Inflammation: Chronic inflammation results from obesity, poor dietary habits, pool sleep habits, and autoimmune diseases. Certain biomarkers of inflammation have been linked to cognitive impairment, as neurons and brain cells become severely damaged.

Studies have shown that concentration and recall, two very important functions for driving, are affected by chronic inflammation in the brain. Just as with oxidative damage, there are preventative measures individuals can take.

By changing your lifestyle choices, diet and stress levels, you can keep inflammation to a minimum and protect the cognitive integrity of your brain. The immune system weakens as we get older, which contributes to the inflammatory response getting out of control.

Since the response is controlled by gut health, a simple fix is to add probiotics to the diet. A healthy and balanced gut minimizes inflammation in the body, which helps protect the brain.

The Bottom Line

There is nothing we can do to stop ourselves from getting older. What we can do is support brain health to the extent that we extend cognitive functions and abilities much later into life.
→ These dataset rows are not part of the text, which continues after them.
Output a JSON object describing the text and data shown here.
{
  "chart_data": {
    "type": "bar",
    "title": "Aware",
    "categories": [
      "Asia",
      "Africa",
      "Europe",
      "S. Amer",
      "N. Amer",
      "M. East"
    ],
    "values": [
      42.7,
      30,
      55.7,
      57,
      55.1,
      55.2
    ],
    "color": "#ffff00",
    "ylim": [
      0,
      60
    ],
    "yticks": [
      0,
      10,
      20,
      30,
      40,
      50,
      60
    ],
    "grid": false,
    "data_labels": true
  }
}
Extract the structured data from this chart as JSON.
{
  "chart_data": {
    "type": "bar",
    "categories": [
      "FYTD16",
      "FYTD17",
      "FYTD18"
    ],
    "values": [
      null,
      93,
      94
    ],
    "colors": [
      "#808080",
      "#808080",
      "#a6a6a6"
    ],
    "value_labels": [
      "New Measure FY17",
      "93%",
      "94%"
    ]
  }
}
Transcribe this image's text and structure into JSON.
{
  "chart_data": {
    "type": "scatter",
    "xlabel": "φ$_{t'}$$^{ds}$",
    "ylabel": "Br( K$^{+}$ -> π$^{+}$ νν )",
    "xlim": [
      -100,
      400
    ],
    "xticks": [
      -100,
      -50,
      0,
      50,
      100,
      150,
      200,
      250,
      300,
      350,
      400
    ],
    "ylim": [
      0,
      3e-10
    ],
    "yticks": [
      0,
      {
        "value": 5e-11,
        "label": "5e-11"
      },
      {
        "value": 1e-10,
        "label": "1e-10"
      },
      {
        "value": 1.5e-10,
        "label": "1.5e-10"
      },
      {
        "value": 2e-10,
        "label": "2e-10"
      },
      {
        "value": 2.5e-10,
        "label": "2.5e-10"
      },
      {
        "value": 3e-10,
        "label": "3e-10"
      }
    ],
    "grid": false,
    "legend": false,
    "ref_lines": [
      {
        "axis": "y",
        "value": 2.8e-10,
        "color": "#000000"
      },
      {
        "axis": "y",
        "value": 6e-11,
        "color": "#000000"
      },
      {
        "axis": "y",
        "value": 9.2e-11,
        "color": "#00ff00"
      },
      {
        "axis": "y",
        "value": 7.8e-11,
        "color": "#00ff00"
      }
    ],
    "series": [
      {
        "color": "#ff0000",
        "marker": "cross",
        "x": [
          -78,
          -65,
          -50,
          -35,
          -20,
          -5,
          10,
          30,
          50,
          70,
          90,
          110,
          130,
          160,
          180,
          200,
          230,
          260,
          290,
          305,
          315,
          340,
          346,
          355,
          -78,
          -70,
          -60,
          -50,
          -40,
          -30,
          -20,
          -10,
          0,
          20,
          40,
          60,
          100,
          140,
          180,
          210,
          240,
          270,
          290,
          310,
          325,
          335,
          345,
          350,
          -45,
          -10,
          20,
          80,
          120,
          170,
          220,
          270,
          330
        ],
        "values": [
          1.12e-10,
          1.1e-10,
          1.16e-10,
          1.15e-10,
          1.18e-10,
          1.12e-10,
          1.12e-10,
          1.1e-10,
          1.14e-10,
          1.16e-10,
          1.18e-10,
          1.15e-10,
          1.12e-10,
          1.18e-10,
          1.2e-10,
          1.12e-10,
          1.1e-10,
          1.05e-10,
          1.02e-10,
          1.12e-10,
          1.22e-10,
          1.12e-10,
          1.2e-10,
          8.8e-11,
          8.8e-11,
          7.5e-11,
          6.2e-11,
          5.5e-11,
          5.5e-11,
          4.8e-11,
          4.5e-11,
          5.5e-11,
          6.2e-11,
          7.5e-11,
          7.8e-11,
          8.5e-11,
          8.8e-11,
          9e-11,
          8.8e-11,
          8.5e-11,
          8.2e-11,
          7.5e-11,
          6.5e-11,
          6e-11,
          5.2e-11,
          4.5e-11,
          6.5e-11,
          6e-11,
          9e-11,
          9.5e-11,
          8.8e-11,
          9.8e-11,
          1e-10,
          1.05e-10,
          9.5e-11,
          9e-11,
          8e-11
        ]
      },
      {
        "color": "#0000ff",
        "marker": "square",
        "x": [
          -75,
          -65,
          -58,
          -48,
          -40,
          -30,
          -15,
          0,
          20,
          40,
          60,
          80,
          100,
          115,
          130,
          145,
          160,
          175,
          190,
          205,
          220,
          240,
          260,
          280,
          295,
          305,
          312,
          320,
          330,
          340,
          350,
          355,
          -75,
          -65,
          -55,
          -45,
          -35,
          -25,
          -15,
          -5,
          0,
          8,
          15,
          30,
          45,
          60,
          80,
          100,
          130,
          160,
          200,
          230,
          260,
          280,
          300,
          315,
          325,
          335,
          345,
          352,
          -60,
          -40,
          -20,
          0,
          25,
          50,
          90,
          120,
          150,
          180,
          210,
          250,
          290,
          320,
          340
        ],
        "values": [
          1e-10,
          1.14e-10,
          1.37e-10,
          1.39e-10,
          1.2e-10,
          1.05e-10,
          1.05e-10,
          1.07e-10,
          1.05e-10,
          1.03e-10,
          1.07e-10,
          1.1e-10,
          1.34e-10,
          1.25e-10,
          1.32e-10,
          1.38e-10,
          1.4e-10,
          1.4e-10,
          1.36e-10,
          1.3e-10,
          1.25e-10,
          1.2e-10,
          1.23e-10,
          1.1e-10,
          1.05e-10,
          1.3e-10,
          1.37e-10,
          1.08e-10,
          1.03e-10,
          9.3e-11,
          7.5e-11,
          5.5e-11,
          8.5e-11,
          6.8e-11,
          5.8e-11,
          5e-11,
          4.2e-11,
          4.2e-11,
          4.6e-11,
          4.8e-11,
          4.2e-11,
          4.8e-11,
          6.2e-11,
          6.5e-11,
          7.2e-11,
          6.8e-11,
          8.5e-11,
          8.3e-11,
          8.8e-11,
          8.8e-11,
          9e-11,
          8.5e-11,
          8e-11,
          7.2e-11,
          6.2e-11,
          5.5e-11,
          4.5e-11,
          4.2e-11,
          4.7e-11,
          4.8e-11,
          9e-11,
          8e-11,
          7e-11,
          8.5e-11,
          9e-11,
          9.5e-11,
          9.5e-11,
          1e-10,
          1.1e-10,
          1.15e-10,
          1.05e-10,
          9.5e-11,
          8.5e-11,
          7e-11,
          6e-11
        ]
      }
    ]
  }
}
Independence to seniors is essential for self-esteem and confidence, and losing the ability to drive takes this away. At the same time, we all have the responsibility to keep people safe on the roads.

Since aging affects every brain differently, individuals need to be evaluated on a case-by-case basis. We cannot assume that every senior citizen needs to have their driver’s license taken away.

Instead, we should educate everyone about the causes of cognitive decline, so they can be armed to fight back and keep their brains sharp.